One of the primary problems with the conduct of surgical trials is that at the time a newly introduced approach or technique is evaluated, the performing surgeons lack expertise in the intervention. Consequently, trial results may be compromised and misrepresented by the lack of experience rather than the efficacy of the tested technique. Another key barrier to surgical trials is poor accrual; indeed, approximately 10% of surgical trials are suspended prematurely for this reason [61]. This may be due to a low number of centres being able to participate owing to a limited number of surgeons having the relevant expertise. It may also result from a lack of equipoise as many surgeons may have already adopted the technique successfully and the public’s attitude is in favour of the new technique. A wide and easily mobilisable network of surgeons and proper timing of the trial is thus paramount for surgical trial feasibility.

The ORANGE II trial comparing laparoscopic and open resections of the left-lateral section was terminated early due to lack of equipoise resulting in all analyses being underpowered such that no conclusions can be drawn [54]. The surgeon’s preference for the laparoscopic approach was identified as the main contributor to the poor recruitment. This was a clear example of a technique being widely adopted before a trial could be successfully performed. Furthermore, this serves to highlight the issue of the amount of time needed to perform such trials once the trial design, funding, recruitment and follow-up of participants are considered.

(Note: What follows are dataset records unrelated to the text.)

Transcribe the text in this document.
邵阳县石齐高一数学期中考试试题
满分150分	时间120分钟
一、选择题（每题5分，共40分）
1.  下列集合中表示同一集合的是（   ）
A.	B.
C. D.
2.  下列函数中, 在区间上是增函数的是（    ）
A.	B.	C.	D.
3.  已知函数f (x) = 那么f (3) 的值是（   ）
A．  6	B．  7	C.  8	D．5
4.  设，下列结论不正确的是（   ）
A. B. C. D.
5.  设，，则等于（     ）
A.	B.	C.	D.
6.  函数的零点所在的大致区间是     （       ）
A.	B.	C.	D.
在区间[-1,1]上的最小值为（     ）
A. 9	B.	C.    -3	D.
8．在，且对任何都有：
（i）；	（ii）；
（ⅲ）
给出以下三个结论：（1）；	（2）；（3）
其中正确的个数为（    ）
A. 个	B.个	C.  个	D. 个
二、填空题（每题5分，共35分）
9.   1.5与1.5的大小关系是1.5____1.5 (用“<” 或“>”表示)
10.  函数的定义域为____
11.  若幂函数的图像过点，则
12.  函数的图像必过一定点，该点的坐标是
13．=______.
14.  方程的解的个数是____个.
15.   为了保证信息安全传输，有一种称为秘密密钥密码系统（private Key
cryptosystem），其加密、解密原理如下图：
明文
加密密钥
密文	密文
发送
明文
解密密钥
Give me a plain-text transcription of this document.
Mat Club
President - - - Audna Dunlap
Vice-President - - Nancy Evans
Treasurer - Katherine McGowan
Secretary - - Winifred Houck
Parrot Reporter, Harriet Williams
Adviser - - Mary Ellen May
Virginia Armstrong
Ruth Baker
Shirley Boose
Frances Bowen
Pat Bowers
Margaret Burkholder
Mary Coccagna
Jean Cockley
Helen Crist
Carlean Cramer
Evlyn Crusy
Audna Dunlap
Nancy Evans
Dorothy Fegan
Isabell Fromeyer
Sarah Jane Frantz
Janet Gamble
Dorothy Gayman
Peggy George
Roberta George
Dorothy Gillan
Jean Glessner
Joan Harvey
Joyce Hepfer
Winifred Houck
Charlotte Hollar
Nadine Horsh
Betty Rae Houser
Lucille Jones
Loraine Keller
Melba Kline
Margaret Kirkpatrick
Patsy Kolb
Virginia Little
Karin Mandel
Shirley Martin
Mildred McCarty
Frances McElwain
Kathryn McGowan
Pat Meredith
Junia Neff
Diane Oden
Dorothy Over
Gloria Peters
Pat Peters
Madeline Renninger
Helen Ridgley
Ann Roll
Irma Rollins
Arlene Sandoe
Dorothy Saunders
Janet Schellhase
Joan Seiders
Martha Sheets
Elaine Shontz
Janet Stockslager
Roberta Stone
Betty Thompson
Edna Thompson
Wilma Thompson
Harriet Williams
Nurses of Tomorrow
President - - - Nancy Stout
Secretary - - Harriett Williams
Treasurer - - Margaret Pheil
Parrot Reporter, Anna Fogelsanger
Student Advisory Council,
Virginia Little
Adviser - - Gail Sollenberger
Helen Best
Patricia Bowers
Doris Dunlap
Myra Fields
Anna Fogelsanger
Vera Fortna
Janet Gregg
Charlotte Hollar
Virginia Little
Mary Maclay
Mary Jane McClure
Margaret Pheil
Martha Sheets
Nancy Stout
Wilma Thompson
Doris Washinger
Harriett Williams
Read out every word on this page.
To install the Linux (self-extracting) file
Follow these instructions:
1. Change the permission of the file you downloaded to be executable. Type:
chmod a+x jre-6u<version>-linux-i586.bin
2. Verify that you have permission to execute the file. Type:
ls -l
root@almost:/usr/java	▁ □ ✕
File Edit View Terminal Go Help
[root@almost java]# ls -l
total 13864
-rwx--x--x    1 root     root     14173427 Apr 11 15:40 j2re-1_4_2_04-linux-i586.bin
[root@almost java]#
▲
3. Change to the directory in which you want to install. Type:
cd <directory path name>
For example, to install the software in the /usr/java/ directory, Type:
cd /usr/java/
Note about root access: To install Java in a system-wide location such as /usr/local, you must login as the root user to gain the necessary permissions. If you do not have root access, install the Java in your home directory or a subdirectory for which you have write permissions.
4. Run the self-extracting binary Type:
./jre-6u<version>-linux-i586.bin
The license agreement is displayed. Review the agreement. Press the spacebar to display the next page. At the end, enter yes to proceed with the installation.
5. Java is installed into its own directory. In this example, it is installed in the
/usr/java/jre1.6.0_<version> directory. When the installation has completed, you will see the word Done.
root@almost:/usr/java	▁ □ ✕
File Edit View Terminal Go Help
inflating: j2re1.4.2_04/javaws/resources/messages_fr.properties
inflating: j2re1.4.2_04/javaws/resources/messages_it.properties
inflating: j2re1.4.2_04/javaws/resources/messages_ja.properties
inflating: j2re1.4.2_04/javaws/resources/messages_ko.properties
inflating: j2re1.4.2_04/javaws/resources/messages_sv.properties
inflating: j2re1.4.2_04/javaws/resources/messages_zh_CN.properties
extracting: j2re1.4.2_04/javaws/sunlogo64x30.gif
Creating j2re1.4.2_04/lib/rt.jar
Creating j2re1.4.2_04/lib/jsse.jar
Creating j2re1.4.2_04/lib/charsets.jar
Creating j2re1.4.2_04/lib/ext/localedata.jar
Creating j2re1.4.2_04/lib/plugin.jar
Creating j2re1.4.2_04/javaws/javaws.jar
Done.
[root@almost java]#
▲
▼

One major difference of the ORANGE Segments trial in comparison to other surgical trials is that functional recovery, a composite measure, was chosen as its primary endpoint. Within the framework of an enhanced recovery programme, this endpoint appears superior to length of stay for multiple reasons. Firstly, it is an actual reflection of postoperative recovery and, contradictory to length of hospital stay, is less influenced by non-clinical discharge matters such as administrative issues, problems in homecare support, logistic troubles or — within an international setting — cultural and healthcare system differences. Another important reason is trial feasibility, as sample sizes based on endpoints such as morbidity, mortality or survival require a tremendous amount of participants and are therefore ethically and financially difficult to justify and conduct [41, 62].

In conclusion, the ORANGE Segments trial is a multicentre randomised controlled superiority trial comparing laparoscopic and open parenchymal-sparing resections in the posterosuperior liver segments. The trial is conducted within an enhanced recovery programme and aims to provide evidence on the effects of laparoscopic surgery on time to functional recovery as its primary outcome. Secondary endpoints include intraoperative outcomes, length of stay, resection margin, postoperative complications, 90-day mortality, time to adjuvant chemotherapy initiation, quality of life and overall survival.

Trial status

Eight centres in the UK (University Hospital Southampton, Derriford Hospital in Plymouth; University Hospitals Birmingham, King’s College Hospital in London; Oxford University Hospitals, Manchester Royal Infirmary, Aintree University Hospital in Liverpool; and Freeman Hospital in Newcastle), four centres in Italy (San Raffaele Hospital in Milan, San Camillo Forlanini Hospital in Rome, the Foundation Poliambulanza in Brescia and the Policlinico Federico II in Naples), two centres in the Netherlands (Amsterdam University Medical Centers and Maastricht University Medical Center+), one centre in Belgium (General Hospital Groeninge in Kortrijk), one centre in Norway (University Hospital Oslo) and one centre in Russia (Moscow Clinical Scientific Centre) gained ethical approval. The trial was registered on May 9, 2017, in the ClinicalTrials.gov register under identification number NCT03270917. The first patient was randomised on November 7, 2017. This trial is actively recruiting and has currently enrolled 219 patients.